- Directed by: Mathew Edwards Kirk Watson
- Written by: Matthew Edwards
- Starring: Matthew Edwards Kirk Watson
- Distributed by: Plue Entertainment Inc
- Release date: 31 October 2012;
- Running time: 91 minutes
- Country: United Kingdom
- Language: English

= South of Sanity (film) =

2012 film by Mathew Edwards and Kirk Watson

South of Sanity is a 2012 British horror film directed, filmed, edited and produced by Kirk F. Watson and written and co-directed by Matthew Edwards, both of whom star in the film. The film was released on 31 October 2012 and is the first full-length fictional film to have been shot in Antarctica.

==Plot==
The film takes place in Antarctica, centering around a rescue team that is sent to the Routledge research station to investigate a research team's lack of communication with the outside world. Once there, the team discovers no survivors in the research station but finds a diary that describes the research team's last days. The diary goes over the research team's growing malcontent and paranoia as the team is picked off one by one by a mysterious killer.

==Cast==
- Mathew Edwards as Rob
- Kirk Watson as Gaz
- Melissa Langridge as Katrina
- Daniel Edmunds as Sam
- Matt Von Tersch as Frank
- Tony McLaughlan as Phil
- Shaun Scopes as Joe
- Riet Van de Velde as Luke
- James Wake as Nicolas
- Jonathon Yates as Doug
- Dave Routledge as Mike
- Mike Shortt
- Terri Souster as Sharon
- Paul Craske as Matt

==Development==
Watson began working on the film while working for the British Antarctic Survey, seeing the film as a way to pass time and "hone his film-making". Matt Edwards initially wrote the script as a short story, but chose to adapt it into a screenplay.
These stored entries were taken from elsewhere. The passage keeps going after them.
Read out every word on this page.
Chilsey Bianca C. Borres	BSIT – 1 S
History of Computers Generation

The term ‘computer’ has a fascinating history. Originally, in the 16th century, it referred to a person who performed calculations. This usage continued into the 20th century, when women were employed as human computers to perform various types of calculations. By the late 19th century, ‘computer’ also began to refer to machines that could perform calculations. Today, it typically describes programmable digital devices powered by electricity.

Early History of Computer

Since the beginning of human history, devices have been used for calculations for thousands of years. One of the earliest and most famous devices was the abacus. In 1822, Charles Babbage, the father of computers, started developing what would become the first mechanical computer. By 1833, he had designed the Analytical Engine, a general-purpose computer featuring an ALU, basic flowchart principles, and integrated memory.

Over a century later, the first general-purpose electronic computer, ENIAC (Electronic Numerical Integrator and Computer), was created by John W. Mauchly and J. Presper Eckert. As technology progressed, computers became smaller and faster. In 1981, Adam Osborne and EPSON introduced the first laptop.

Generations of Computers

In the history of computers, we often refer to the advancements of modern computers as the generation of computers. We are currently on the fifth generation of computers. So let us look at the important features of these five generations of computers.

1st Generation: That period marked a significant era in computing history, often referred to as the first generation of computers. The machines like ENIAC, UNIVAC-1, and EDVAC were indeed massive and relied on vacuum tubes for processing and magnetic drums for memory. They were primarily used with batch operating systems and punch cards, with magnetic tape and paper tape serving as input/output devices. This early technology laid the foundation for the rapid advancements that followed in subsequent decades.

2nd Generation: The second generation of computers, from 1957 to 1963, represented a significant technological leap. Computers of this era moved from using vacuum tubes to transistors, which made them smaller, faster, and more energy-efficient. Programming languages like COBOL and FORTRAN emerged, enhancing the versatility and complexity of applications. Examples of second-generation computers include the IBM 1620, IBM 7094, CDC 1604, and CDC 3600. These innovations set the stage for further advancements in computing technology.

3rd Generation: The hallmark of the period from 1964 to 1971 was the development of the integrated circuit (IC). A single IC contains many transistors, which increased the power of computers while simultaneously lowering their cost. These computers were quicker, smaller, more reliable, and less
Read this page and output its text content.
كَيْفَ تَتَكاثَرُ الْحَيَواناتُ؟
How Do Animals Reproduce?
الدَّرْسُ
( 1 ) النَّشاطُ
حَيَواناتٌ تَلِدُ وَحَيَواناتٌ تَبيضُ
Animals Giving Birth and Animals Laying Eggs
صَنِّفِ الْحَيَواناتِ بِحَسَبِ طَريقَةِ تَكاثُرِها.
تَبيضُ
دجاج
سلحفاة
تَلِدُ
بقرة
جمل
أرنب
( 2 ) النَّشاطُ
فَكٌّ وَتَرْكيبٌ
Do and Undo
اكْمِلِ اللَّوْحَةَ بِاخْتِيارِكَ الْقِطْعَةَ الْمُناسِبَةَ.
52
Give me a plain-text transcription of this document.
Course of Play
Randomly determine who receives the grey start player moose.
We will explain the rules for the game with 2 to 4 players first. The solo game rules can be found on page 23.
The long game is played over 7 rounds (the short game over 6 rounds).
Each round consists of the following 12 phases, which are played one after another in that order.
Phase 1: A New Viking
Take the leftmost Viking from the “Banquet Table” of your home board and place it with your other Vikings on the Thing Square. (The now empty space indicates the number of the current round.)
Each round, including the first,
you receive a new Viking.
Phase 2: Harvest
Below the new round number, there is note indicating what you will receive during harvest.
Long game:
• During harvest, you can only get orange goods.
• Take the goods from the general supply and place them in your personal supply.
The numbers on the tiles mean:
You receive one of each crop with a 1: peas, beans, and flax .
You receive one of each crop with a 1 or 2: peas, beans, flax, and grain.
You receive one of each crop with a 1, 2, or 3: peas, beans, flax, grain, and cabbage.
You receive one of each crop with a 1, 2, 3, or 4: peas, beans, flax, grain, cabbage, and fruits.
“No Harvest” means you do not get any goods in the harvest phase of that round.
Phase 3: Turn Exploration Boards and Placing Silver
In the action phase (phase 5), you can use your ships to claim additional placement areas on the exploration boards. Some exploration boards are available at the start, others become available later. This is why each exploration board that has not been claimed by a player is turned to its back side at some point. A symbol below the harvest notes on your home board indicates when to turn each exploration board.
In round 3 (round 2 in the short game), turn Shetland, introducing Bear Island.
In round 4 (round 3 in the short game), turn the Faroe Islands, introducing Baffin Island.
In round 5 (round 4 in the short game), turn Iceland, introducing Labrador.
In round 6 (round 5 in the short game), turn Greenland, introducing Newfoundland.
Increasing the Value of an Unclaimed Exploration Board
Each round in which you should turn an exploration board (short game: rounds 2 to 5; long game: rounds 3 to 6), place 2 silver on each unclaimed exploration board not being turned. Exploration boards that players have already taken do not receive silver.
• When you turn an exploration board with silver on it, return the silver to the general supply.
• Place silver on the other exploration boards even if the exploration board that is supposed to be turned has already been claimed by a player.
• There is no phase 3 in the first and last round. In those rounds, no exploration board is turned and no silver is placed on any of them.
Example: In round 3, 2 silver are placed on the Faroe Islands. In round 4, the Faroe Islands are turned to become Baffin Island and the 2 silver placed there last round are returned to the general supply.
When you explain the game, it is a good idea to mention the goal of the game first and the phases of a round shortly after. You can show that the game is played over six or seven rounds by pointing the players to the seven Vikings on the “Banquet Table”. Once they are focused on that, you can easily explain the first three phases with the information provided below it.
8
Fellow staff members made up the cast and crew, with Edwards and Watson both starring in the film. The crew used a children's face painting kit for makeup and utilized food coloring and syrup for fake blood.

==Reception==
Joseph Wade of Something Awful panned the film, writing, "South of Sanity is packed to the gills with every slasher cliché in the book, and it rarely uses any of them well".